Alan Simpson continued: ‘The installation was slightly more challenging due to the roof of the building being so high. Originally the panels were flat but due to the brown roof garden we found that the grass growing between the panels was severely impacting on the system performance. The panels were lifted and re-installed at an angle of approximately 25° to overcome the issue.
Amber Rudd MP, Secretary of State for Environment & Climate Change, recently announced that subsidies for new rooftop applications, such as that at Passmores, are to be reduced significantly from January 2016.
The Government argues that the cost of solar has come down far more quickly than anticipated and the subsidies have to fall to protect household energy bills. Industry and community organisations have reacted with dismay at the scale of the cuts and have countered that the cuts are too large to sustain a viable industry going forward. They will impact not just domestic and commercial projects but also the increasing number of new community projects, including schools such as Passmores.
The Solar Trade Association (STA) is understandably unimpressed with the proposed cuts. Mike Landy, head of policy, said: ‘We really are astonished at how self-defeating these proposals are.
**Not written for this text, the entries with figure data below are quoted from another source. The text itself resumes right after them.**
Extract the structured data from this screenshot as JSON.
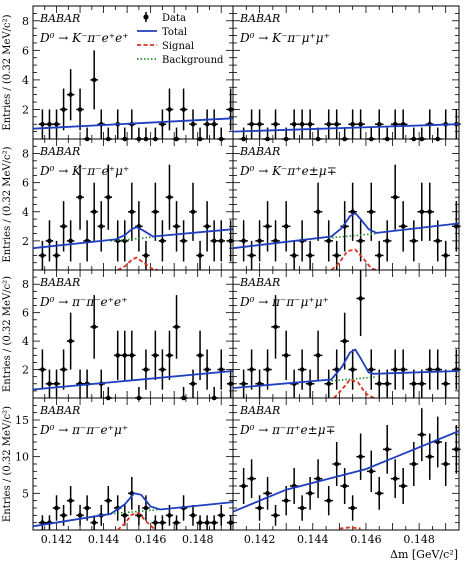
{
  "chart_data": [
    {
      "type": "scatter",
      "panel_row": 0,
      "panel_col": 0,
      "experiment": "BABAR",
      "decay": "D⁰ → K⁻π⁻e⁺e⁺",
      "xlim": [
        0.141,
        0.1495
      ],
      "ylim": [
        0,
        9
      ],
      "yticks": [
        2,
        4,
        6,
        8
      ],
      "x": [
        0.1414,
        0.1417,
        0.142,
        0.1423,
        0.1426,
        0.143,
        0.1433,
        0.1436,
        0.1439,
        0.1442,
        0.1446,
        0.1449,
        0.1452,
        0.1455,
        0.1458,
        0.1462,
        0.1465,
        0.1468,
        0.1471,
        0.1474,
        0.1478,
        0.1481,
        0.1484,
        0.1487,
        0.149,
        0.1494
      ],
      "y": [
        1,
        1,
        1,
        2,
        3,
        2,
        0,
        4,
        1,
        0,
        1,
        0,
        1,
        0,
        0,
        0,
        1,
        2,
        0,
        2,
        1,
        0,
        1,
        1,
        0,
        2
      ],
      "total": [
        [
          0.141,
          0.7
        ],
        [
          0.1495,
          1.4
        ]
      ],
      "signal": [],
      "background": []
    },
    {
      "type": "scatter",
      "panel_row": 0,
      "panel_col": 1,
      "experiment": "BABAR",
      "decay": "D⁰ → K⁻π⁻μ⁺μ⁺",
      "xlim": [
        0.141,
        0.1495
      ],
      "ylim": [
        0,
        9
      ],
      "yticks": [
        2,
        4,
        6,
        8
      ],
      "x": [
        0.1414,
        0.1417,
        0.142,
        0.1423,
        0.1426,
        0.143,
        0.1433,
        0.1436,
        0.1439,
        0.1442,
        0.1446,
        0.1449,
        0.1452,
        0.1455,
        0.1458,
        0.1462,
        0.1465,
        0.1468,
        0.1471,
        0.1474,
        0.1478,
        0.1481,
        0.1484,
        0.1487,
        0.149,
        0.1494
      ],
      "y": [
        0,
        1,
        1,
        0,
        1,
        0,
        1,
        1,
        1,
        0,
        1,
        1,
        0,
        1,
        1,
        0,
        1,
        0,
        1,
        1,
        0,
        0,
        1,
        0,
        1,
        1
      ],
      "total": [
        [
          0.141,
          0.5
        ],
        [
          0.1495,
          1.0
        ]
      ],
      "signal": [],
      "background": []
    },
    {
      "type": "scatter",
      "panel_row": 1,
      "panel_col": 0,
      "experiment": "BABAR",
      "decay": "D⁰ → K⁻π⁻e⁺μ⁺",
      "xlim": [
        0.141,
        0.1495
      ],
      "ylim": [
        0,
        9
      ],
      "yticks": [
        2,
        4,
        6,
        8
      ],
      "x": [
        0.1414,
        0.1417,
        0.142,
        0.1423,
        0.1426,
        0.143,
        0.1433,
        0.1436,
        0.1439,
        0.1442,
        0.1446,
        0.1449,
        0.1452,
        0.1455,
        0.1458,
        0.1462,
        0.1465,
        0.1468,
        0.1471,
        0.1474,
        0.1478,
        0.1481,
        0.1484,
        0.1487,
        0.149,
        0.1494
      ],
      "y": [
        1,
        2,
        1,
        3,
        2,
        5,
        2,
        4,
        3,
        5,
        2,
        2,
        4,
        3,
        1,
        4,
        2,
        5,
        3,
        2,
        4,
        1,
        3,
        2,
        2,
        2
      ],
      "total": [
        [
          0.141,
          1.5
        ],
        [
          0.1445,
          2.1
        ],
        [
          0.1449,
          2.4
        ],
        [
          0.1452,
          2.8
        ],
        [
          0.1454,
          2.95
        ],
        [
          0.1457,
          2.7
        ],
        [
          0.1461,
          2.3
        ],
        [
          0.1495,
          2.8
        ]
      ],
      "signal": [
        [
          0.1446,
          0
        ],
        [
          0.1449,
          0.25
        ],
        [
          0.1452,
          0.7
        ],
        [
          0.1454,
          0.85
        ],
        [
          0.1457,
          0.5
        ],
        [
          0.1461,
          0.05
        ],
        [
          0.1463,
          0
        ]
      ],
      "background": [
        [
          0.1443,
          2.0
        ],
        [
          0.1451,
          2.1
        ],
        [
          0.1457,
          2.2
        ],
        [
          0.1462,
          2.3
        ]
      ]
    },
    {
      "type": "scatter",
      "panel_row": 1,
      "panel_col": 1,
      "experiment": "BABAR",
      "decay": "D⁰ → K⁻π⁺e±μ∓",
      "xlim": [
        0.141,
        0.1495
      ],
      "ylim": [
        0,
        9
      ],
      "yticks": [
        2,
        4,
        6,
        8
      ],
      "x": [
        0.1414,
        0.1417,
        0.142,
        0.1423,
        0.1426,
        0.143,
        0.1433,
        0.1436,
        0.1439,
        0.1442,
        0.1446,
        0.1449,
        0.1452,
        0.1455,
        0.1458,
        0.1462,
        0.1465,
        0.1468,
        0.1471,
        0.1474,
        0.1478,
        0.1481,
        0.1484,
        0.1487,
        0.149,
        0.1494
      ],
      "y": [
        2,
        1,
        2,
        3,
        2,
        3,
        1,
        2,
        1,
        4,
        2,
        1,
        3,
        4,
        2,
        4,
        1,
        2,
        5,
        3,
        2,
        4,
        4,
        2,
        1,
        3
      ],
      "total": [
        [
          0.141,
          1.5
        ],
        [
          0.1447,
          2.3
        ],
        [
          0.1451,
          2.9
        ],
        [
          0.1454,
          3.7
        ],
        [
          0.1456,
          3.9
        ],
        [
          0.1458,
          3.5
        ],
        [
          0.1461,
          2.8
        ],
        [
          0.1464,
          2.55
        ],
        [
          0.1495,
          3.2
        ]
      ],
      "signal": [
        [
          0.1447,
          0
        ],
        [
          0.145,
          0.5
        ],
        [
          0.1453,
          1.3
        ],
        [
          0.1456,
          1.4
        ],
        [
          0.1459,
          0.8
        ],
        [
          0.1462,
          0.1
        ],
        [
          0.1464,
          0
        ]
      ],
      "background": [
        [
          0.1446,
          2.2
        ],
        [
          0.1452,
          2.3
        ],
        [
          0.1458,
          2.4
        ],
        [
          0.1464,
          2.5
        ]
      ]
    },
    {
      "type": "scatter",
      "panel_row": 2,
      "panel_col": 0,
      "experiment": "BABAR",
      "decay": "D⁰ → π⁻π⁻e⁺e⁺",
      "xlim": [
        0.141,
        0.1495
      ],
      "ylim": [
        0,
        9
      ],
      "yticks": [
        2,
        4,
        6,
        8
      ],
      "x": [
        0.1414,
        0.1417,
        0.142,
        0.1423,
        0.1426,
        0.143,
        0.1433,
        0.1436,
        0.1439,
        0.1442,
        0.1446,
        0.1449,
        0.1452,
        0.1455,
        0.1458,
        0.1462,
        0.1465,
        0.1468,
        0.1471,
        0.1474,
        0.1478,
        0.1481,
        0.1484,
        0.1487,
        0.149,
        0.1494
      ],
      "y": [
        2,
        1,
        1,
        2,
        4,
        1,
        1,
        5,
        1,
        0,
        3,
        3,
        3,
        0,
        2,
        3,
        2,
        3,
        5,
        0,
        1,
        3,
        2,
        0,
        2,
        1
      ],
      "total": [
        [
          0.141,
          0.6
        ],
        [
          0.1495,
          1.9
        ]
      ],
      "signal": [],
      "background": []
    },
    {
      "type": "scatter",
      "panel_row": 2,
      "panel_col": 1,
      "experiment": "BABAR",
      "decay": "D⁰ → π⁻π⁻μ⁺μ⁺",
      "xlim": [
        0.141,
        0.1495
      ],
      "ylim": [
        0,
        9
      ],
      "yticks": [
        2,
        4,
        6,
        8
      ],
      "x": [
        0.1414,
        0.1417,
        0.142,
        0.1423,
        0.1426,
        0.143,
        0.1433,
        0.1436,
        0.1439,
        0.1442,
        0.1446,
        0.1449,
        0.1452,
        0.1455,
        0.1458,
        0.1462,
        0.1465,
        0.1468,
        0.1471,
        0.1474,
        0.1478,
        0.1481,
        0.1484,
        0.1487,
        0.149,
        0.1494
      ],
      "y": [
        1,
        2,
        1,
        2,
        5,
        3,
        1,
        2,
        1,
        3,
        1,
        2,
        4,
        2,
        7,
        2,
        1,
        1,
        2,
        2,
        1,
        1,
        2,
        2,
        1,
        2
      ],
      "total": [
        [
          0.141,
          0.7
        ],
        [
          0.1447,
          1.3
        ],
        [
          0.1451,
          2.2
        ],
        [
          0.1454,
          3.2
        ],
        [
          0.1456,
          3.4
        ],
        [
          0.1458,
          2.8
        ],
        [
          0.1461,
          1.8
        ],
        [
          0.1463,
          1.7
        ],
        [
          0.1495,
          1.9
        ]
      ],
      "signal": [
        [
          0.1448,
          0
        ],
        [
          0.1451,
          0.6
        ],
        [
          0.1454,
          1.3
        ],
        [
          0.1457,
          1.1
        ],
        [
          0.146,
          0.3
        ],
        [
          0.1463,
          0
        ]
      ],
      "background": [
        [
          0.1447,
          1.2
        ],
        [
          0.1453,
          1.3
        ],
        [
          0.1459,
          1.4
        ],
        [
          0.1464,
          1.5
        ]
      ]
    },
    {
      "type": "scatter",
      "panel_row": 3,
      "panel_col": 0,
      "experiment": "BABAR",
      "decay": "D⁰ → π⁻π⁻e⁺μ⁺",
      "xlim": [
        0.141,
        0.1495
      ],
      "ylim": [
        0,
        18
      ],
      "yticks": [
        5,
        10,
        15
      ],
      "x": [
        0.1414,
        0.1417,
        0.142,
        0.1423,
        0.1426,
        0.143,
        0.1433,
        0.1436,
        0.1439,
        0.1442,
        0.1446,
        0.1449,
        0.1452,
        0.1455,
        0.1458,
        0.1462,
        0.1465,
        0.1468,
        0.1471,
        0.1474,
        0.1478,
        0.1481,
        0.1484,
        0.1487,
        0.149,
        0.1494
      ],
      "y": [
        1,
        1,
        3,
        2,
        4,
        2,
        3,
        1,
        2,
        4,
        3,
        2,
        5,
        2,
        3,
        1,
        1,
        2,
        1,
        3,
        2,
        1,
        1,
        1,
        2,
        1
      ],
      "total": [
        [
          0.141,
          0.5
        ],
        [
          0.1443,
          2.2
        ],
        [
          0.1449,
          3.5
        ],
        [
          0.1453,
          5.0
        ],
        [
          0.1456,
          4.8
        ],
        [
          0.146,
          3.2
        ],
        [
          0.1464,
          2.8
        ],
        [
          0.1495,
          3.8
        ]
      ],
      "signal": [
        [
          0.1446,
          0
        ],
        [
          0.1449,
          0.9
        ],
        [
          0.1452,
          2.1
        ],
        [
          0.1455,
          2.3
        ],
        [
          0.1458,
          1.2
        ],
        [
          0.1462,
          0
        ]
      ],
      "background": [
        [
          0.1443,
          2.2
        ],
        [
          0.145,
          2.4
        ],
        [
          0.1457,
          2.6
        ],
        [
          0.1464,
          2.8
        ]
      ]
    },
    {
      "type": "scatter",
      "panel_row": 3,
      "panel_col": 1,
      "experiment": "BABAR",
      "decay": "D⁰ → π⁻π⁺e±μ∓",
      "xlim": [
        0.141,
        0.1495
      ],
      "ylim": [
        0,
        18
      ],
      "yticks": [
        5,
        10,
        15
      ],
      "x": [
        0.1414,
        0.1417,
        0.142,
        0.1423,
        0.1426,
        0.143,
        0.1433,
        0.1436,
        0.1439,
        0.1442,
        0.1446,
        0.1449,
        0.1452,
        0.1455,
        0.1458,
        0.1462,
        0.1465,
        0.1468,
        0.1471,
        0.1474,
        0.1478,
        0.1481,
        0.1484,
        0.1487,
        0.149,
        0.1494
      ],
      "y": [
        6,
        7,
        3,
        5,
        2,
        4,
        6,
        3,
        5,
        7,
        4,
        9,
        6,
        3,
        10,
        8,
        5,
        11,
        7,
        6,
        9,
        13,
        10,
        12,
        9,
        11
      ],
      "total": [
        [
          0.141,
          2.5
        ],
        [
          0.143,
          5.5
        ],
        [
          0.146,
          8.3
        ],
        [
          0.1495,
          13.5
        ]
      ],
      "signal": [
        [
          0.145,
          0.2
        ],
        [
          0.1454,
          0.35
        ],
        [
          0.1458,
          0.2
        ]
      ],
      "background": []
    }
  ],
  "figure": {
    "xlabel": "Δm [GeV/c²]",
    "ylabel": "Entries / (0.32 MeV/c²)",
    "xtick_labels": [
      "0.142",
      "0.144",
      "0.146",
      "0.148"
    ],
    "xtick_values": [
      0.142,
      0.144,
      0.146,
      0.148
    ],
    "experiment_label": "BABAR",
    "legend": [
      {
        "label": "Data",
        "style": "marker"
      },
      {
        "label": "Total",
        "style": "solid",
        "color": "#1f3fbf"
      },
      {
        "label": "Signal",
        "style": "dashed",
        "color": "#e0301e"
      },
      {
        "label": "Background",
        "style": "dotted",
        "color": "#2e8b2e"
      }
    ],
    "colors": {
      "total": "#1f3fbf",
      "signal": "#e0301e",
      "background": "#2e8b2e",
      "data": "#000000"
    }
  }
}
We are calling on the Government to work with the solar industry to deliver our plan (published in June) for a rapid but stable glide path to subsidy-free solar.’
Alan Simpson is similarly disappointed with the subsidy reductions. He said: ‘Installing solar has been an excellent option for schools, academy's and skill centres across the country, providing income and sustainability. With subsidy cuts, the original funding option which we used at Passmores is no longer possible and questions the entire viability of solar, although the environmental benefits remain.
‘Reduction in our carbon footprint should be the major driving force for all PV installations, helping us protect the environment and future for the young people we are teaching.’
Vic Goddard admits that not many people know that Passmores has solar PV: ‘It is a bit of a secret. We have not made as much of it as we should with our pupils, so they understand about global warming and renewable energy, but that is about to change.
‘We should also have been using this as an example to other schools, demonstrating how easy it was to install, the financial benefits to us, and at the same time doing our bit for the environment.’
The solar industry meanwhile, having already delivered the equivalent installed capacity of two nuclear power stations in just the last four years, is holding out hope that it can head off the worst of the Government’s proposed cuts. With 30 000 jobs at stake, the industry hopes the Government will see the benefit of it continuing to offer its extremely popular, and ever more cost-effective, clean energy to UK households, businesses and schools.